Some one came quickly down the path at this juncture, brushing by me as I stood in the shade. It was the still room maid. She had a bundle in her hand, went on to the entrance, and then came into the ironing-room. Hill followed her in; but the latter remained at the back, looking at some ironed laces on a table, and not one of the girls noticed her presence. The still-room maid advanced to the ironing-board, let her bundle fall on it, and threw up her arms in some excitement.

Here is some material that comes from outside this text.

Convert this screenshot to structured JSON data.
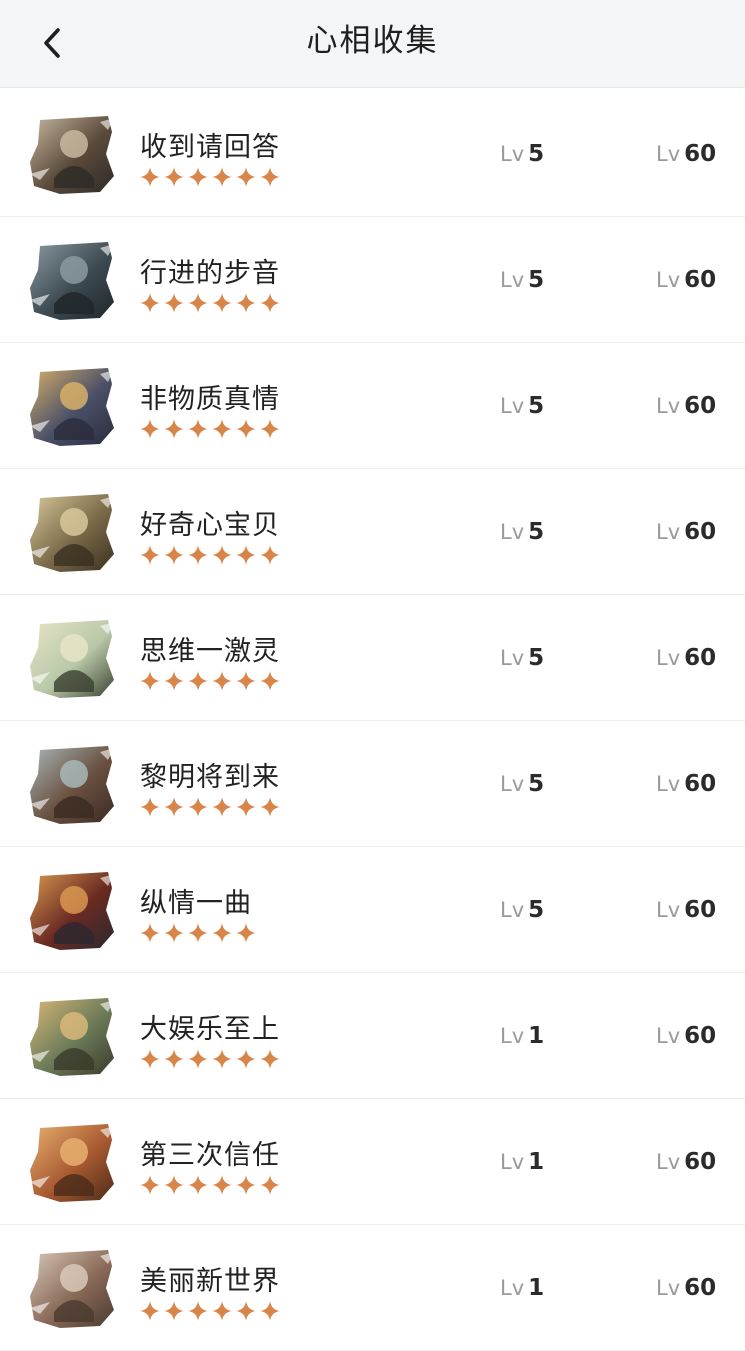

"I say, you know Mrs. Peters, over at the brook! Well—she's dead."

"Dead!" echoed the girls, pausing in their work. "Why it was not a week ago that she was here."

"She's dead. They were laying her out when I came by just now. Some fever, they say, which took her off in no time; a catching fever, too. A mortal fright it put me in, to hear that; I shouldn't like to die yet awhile."

"If fever has broke out in the place, who knows but it's fever that has taken my lady!" exclaimed Emma, her stupid face alive with consternation: and the rest let their irons drop on their stands. "All our lives may be in jeopardy."

"Your places will be in greater jeopardy if you don't pay a little more attention to work, and leave off talking nonsense," called out the sharp voice of Mrs. Hill from the background. The servants started round at its sound, and the irons were taken up again.